Fritz Brumme mit Werner Alt und Dieter Lang |
Urlaub zum
Training
Dieter Lang, 21 Jahre alt und Physiklaborant im
Betrieb seines Trainers, Werner Alt, zwölf Monate älter. Bundeswehrsoldat in
Wiesbaden-Schierstein und durch heimische Bemühungen und einen sportfreudigen
Kompaniechef mit der notwendigen Trainingszeit bedacht, gehen zusammen mit dem
vierzehnjährigen Rüsselsheimer Schüler Reinhard Scholta mit ein wenig Beklemmung
in das große Abenteuer von Amsterdam. "Auf der Strecke kann sich Nervosität sehr
schnell legen", so Fritz Brumme.
Für Lang/Alt und den kleinen Scholta hatte die Saison in Heidelberg recht gut
begonnen, man war mit dem Abschneiden recht zufrieden. Und dann ging es erstmals
in Mannheim, der Meisterschaftsstrecke des Vorjahres, gegen Zumkeller/Jordan,
ohne Zweifel die großen Favoriten für die Meisterschaften dieses Jahres. Keiner
kennt dieses Boot besser als Fritz Brumme, der Neuß/Jordan, die große Höchster
Kombination, zur zweifachen Europameisterschaft geführt hat, der mit ihnen
Weltmeister wurde. Und erstmals gab es in Mannheim ein Raunen in der Fachwelt,
als die Rüsselsheimer keine Furcht vor den großen Namen zeigten und recht forsch
rangingen. Über diesen zweiten Platz gab es einige Verwunderung.

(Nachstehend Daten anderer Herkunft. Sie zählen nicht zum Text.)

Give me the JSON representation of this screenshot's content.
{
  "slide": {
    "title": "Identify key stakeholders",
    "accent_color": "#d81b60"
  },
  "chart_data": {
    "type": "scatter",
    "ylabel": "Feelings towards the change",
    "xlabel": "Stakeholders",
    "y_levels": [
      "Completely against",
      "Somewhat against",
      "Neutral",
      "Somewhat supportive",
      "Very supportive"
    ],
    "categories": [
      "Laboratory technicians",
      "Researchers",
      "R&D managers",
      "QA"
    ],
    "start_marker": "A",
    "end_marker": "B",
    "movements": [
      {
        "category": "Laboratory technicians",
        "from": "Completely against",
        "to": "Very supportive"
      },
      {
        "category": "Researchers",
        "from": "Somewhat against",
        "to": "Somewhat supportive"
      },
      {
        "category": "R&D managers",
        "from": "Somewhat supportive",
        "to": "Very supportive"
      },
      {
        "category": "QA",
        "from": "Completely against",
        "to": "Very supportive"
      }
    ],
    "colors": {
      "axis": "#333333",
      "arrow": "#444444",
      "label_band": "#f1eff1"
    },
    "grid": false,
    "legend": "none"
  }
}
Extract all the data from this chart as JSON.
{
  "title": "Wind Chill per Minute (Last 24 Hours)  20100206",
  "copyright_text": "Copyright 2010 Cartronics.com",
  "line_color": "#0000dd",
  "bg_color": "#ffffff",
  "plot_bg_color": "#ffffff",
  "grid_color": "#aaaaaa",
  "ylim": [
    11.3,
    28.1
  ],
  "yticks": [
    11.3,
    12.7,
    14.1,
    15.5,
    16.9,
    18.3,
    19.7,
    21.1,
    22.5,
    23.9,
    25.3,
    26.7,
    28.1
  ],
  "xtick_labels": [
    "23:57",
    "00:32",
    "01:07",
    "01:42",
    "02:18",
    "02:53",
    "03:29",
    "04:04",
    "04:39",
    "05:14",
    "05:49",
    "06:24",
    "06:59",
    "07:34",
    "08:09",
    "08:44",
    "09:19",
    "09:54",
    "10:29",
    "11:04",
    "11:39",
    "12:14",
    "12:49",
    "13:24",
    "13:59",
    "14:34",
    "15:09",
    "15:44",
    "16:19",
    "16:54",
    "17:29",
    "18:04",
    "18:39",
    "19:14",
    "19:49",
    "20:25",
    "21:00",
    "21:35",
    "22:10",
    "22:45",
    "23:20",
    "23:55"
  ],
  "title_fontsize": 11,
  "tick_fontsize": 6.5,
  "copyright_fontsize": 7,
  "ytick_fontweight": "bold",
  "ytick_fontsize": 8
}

Ja, und dann brachte die Duisburger Wedau-Strecke die Rüsselsheimer gar in die
nächste Nachbarschaft einer faustdicken Überraschung. Selbst den Experten blieb
der Mund offen, als die „jungen Leute" aus Rüsselsheim bei der 1200-Meter-Marke
klar vor den Favoriten führten. Dann aber zogen sie einen Spurt an, der alte
Fuchs Jordan hörte das Kommando, und so entschied letztlich die taktisch klügere
Fahrweise für die Favoriten. Noch einmal - denn nur eine Länge hinter ihnen
zogen die Rüsselsheimer über die Ziellinie. "Eine oder zwei Längen im Zweier,
das ist nichts", bestätigt Fritz Brumme, dem wie gesagt, das Abenteuer Amsterdam
indes nicht so recht geheuer ist.
Eine "Kostprobe"
"Vor den Erfolg haben die Götter den Schweiß gesetzt". Die
Mühsal spricht schon aus dem geflügelten Wort, aber sie spricht sich leicht. Wie
die Wirklichkeit aussieht, die Spitzensportler von nationaler und
internationaler Klasse durchwandern müssen, davon erlebten wir am Mittwoch Abend
auf dem Altrheinarm bei Erfelden eine für uns mehr als eindrucksvolle
"Kostprobe". "Manchmal können einem die Leute leid tun", bestätigt Fritz Brumme,
der mit dem Megaphon in der Hand wie ein Feldherr auf dem Motorboot die Szenerie
beherrscht, "aber wer heute im großen Ruderkonzert mitspielen will, der
muss sich
nach diesen Bedingungen richten."
Dieter Lang und Werner Alt haben sich denn auch der Prozedur unterworfen, deren
Ergebnisse sich in den bisherigen Erfolgen bereits abzeichnen. Fritz Brumme, der
im Winter ein ausgeklügeltes Krafttraining durchführt, geht auf dem Wasser im
Intervallsystem vor. Kurze und lange Spurts im 42er- oder gar 44er-Schlag
wechseln mit einem anscheinend „gemächlichen" Tempo. "Das sieht gemütlich aus,
aber machen Sie's mal", kommt die Empfehlung von vorn. Wenn Dieter Lang und
Werner Alt nach eineinhalb Stunden ihr Boot aus dem Wasser heben – "In der
letzten Woche waren sie so fertig, dass es nicht mehr ging" –, haben sie rund
zwei Kilo an Gewicht verloren.
Mitgeatmet
Man ist sehr schnell von allen Zweifeln bekehrt, wenn man die zwei mit ihrem
kleinen Steuermann, dessen helles Stimmchen über das Wasser schalt, durch den
Altrheinarm rudern sieht. Rudern - die Vorstellung vom Mainkahn kann man getrost
beiseite lassen. Das sind Geschwindigkeiten zwischen achtzehn und zwanzig
Kilometern in der Stunde! Als die beiden zum vierten Male ihren 500-Meter-Spurt
anzogen, als der Rhythmus gefunden ist, da fiebert auch Willi Hamm, der an
diesem Abend vor der romantischen Kulisse des romantischen Kühkopfs vom Boot aus
seine Fotos schießt, "Ich habe direkt mitgeatmet", gesteht er hinterher.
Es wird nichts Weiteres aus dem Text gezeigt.